The course of PG is unpredictable and the manifestations range from very limited and superficial ulcerations to widespread disease with extracutaneous manifestations. PG is still life-threatening with a mortality rate of up to 30% in some series (5). In addition, long-term follow-up by von den Driesch (n = 42, median follow-up 26.5 months) revealed that 6 patients had died due to the PG and/or underlying diseases (6). This emphasizes that BMT should be considered even in early stage of MDS associated with PG.

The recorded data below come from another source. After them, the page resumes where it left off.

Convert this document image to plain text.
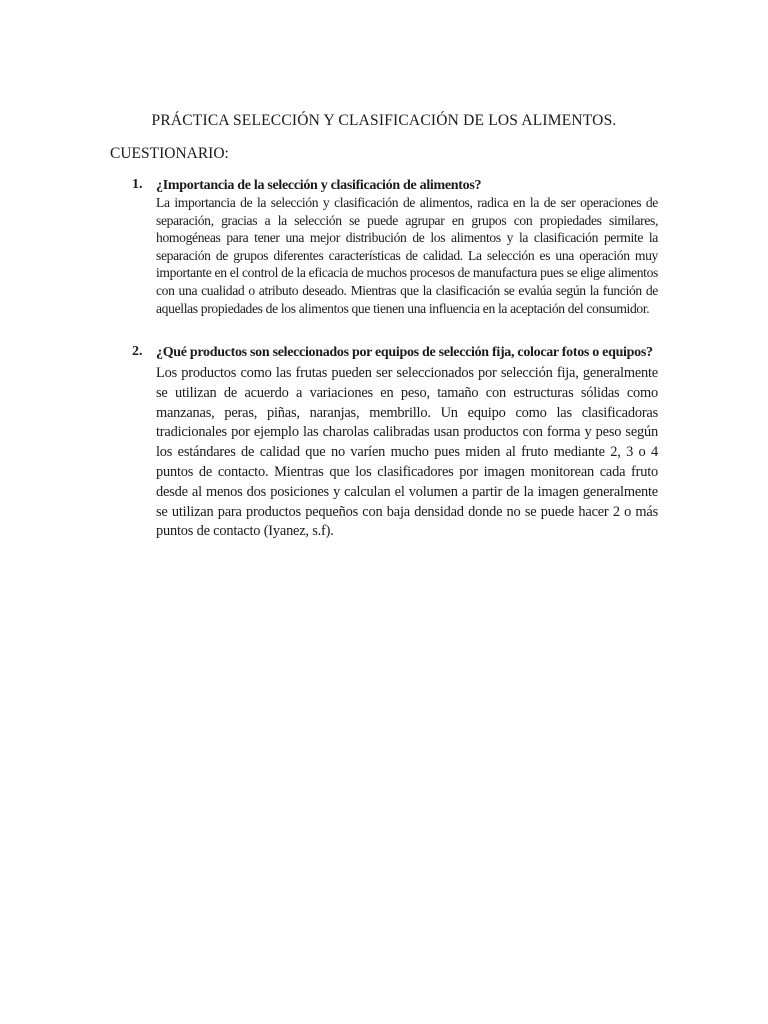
PRÁCTICA SELECCIÓN Y CLASIFICACIÓN DE LOS ALIMENTOS.
CUESTIONARIO:
1. ¿Importancia de la selección y clasificación de alimentos?

La importancia de la selección y clasificación de alimentos, radica en la de ser operaciones de separación, gracias a la selección se puede agrupar en grupos con propiedades similares, homogéneas para tener una mejor distribución de los alimentos y la clasificación permite la separación de grupos diferentes características de calidad. La selección es una operación muy importante en el control de la eficacia de muchos procesos de manufactura pues se elige alimentos con una cualidad o atributo deseado. Mientras que la clasificación se evalúa según la función de aquellas propiedades de los alimentos que tienen una influencia en la aceptación del consumidor.

2. ¿Qué productos son seleccionados por equipos de selección fija, colocar fotos o equipos?

Los productos como las frutas pueden ser seleccionados por selección fija, generalmente se utilizan de acuerdo a variaciones en peso, tamaño con estructuras sólidas como manzanas, peras, piñas, naranjas, membrillo. Un equipo como las clasificadoras tradicionales por ejemplo las charolas calibradas usan productos con forma y peso según los estándares de calidad que no varíen mucho pues miden al fruto mediante 2, 3 o 4 puntos de contacto. Mientras que los clasificadores por imagen monitorean cada fruto desde al menos dos posiciones y calculan el volumen a partir de la imagen generalmente se utilizan para productos pequeños con baja densidad donde no se puede hacer 2 o más puntos de contacto (Iyanez, s.f).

The pathogenesis of MDS has been suggested as an anomaly of bone marrow stem cells, which cause pancytopaenia of leukocytes, red blood cells and platelets. Despite treatment with immunosuppressive agents and systemic steroid administration, haematopoietic stem cell transplantation (HSCT) is the only proven curative treatment for MDS (7), offering good results, especially in young patients or in the early stage of MDS. HSCT treatment is generally performed for haematological disorders of leukaemia, malignant lymphoma and MDS. In addition, autologous HSCT has recently been performed for patients with cancer on strong and curative chemotherapy. Since 1996, approximately 1000 patients have received autologous HSCT as treatment for severe autoimmune disease, including multiple sclerosis, systemic lupus erythematosus, rheumatoid arthritis, etc. (8). Many patients have experienced long-term disease-free remission, and immune reconstitution studies have shown in some cases that a “resetting” of autoimmunity is possible (8), although the procedures are generally not curative. In contrast, allogeneic HSCT appears to be potentially curative by a process of immune replacement, but the potential for high toxicity has limited its use in this context (9). Patients with concomitant autoimmune disease receiving allogenic and autologous HSCT for conventional indications, such as malignancy or aplastic anaemia, have occasionally shown improvement in both conditions (10); those observations are also supported by data on experimental animals (11).
Over the past decade, a steady stream of single cases and small case series has been published showing the outcome of coincidental autoimmune disease in patients receiving HSCT for conventional indications such as malignancy or aplastic anaemia (12). In many of these patients, but not all, long-term remission of autoimmune disease was observed. Therefore, we supposed that the present case, who ultimately did not respond at all to intensive drug therapy, was indicated for analogous BMT in order to control both PG and MDS. To the best of our knowledge, this is the first case of PG in an MDS patient successfully treated with BMT, providing complete relief of both MDS and PG. We speculate that immunosuppression in BMT by cyclophosphamide along with systemic tacrolimus had almost no effect on the control of PG, because the present case had been refractory to steroid pulse therapy, or cyclosporine.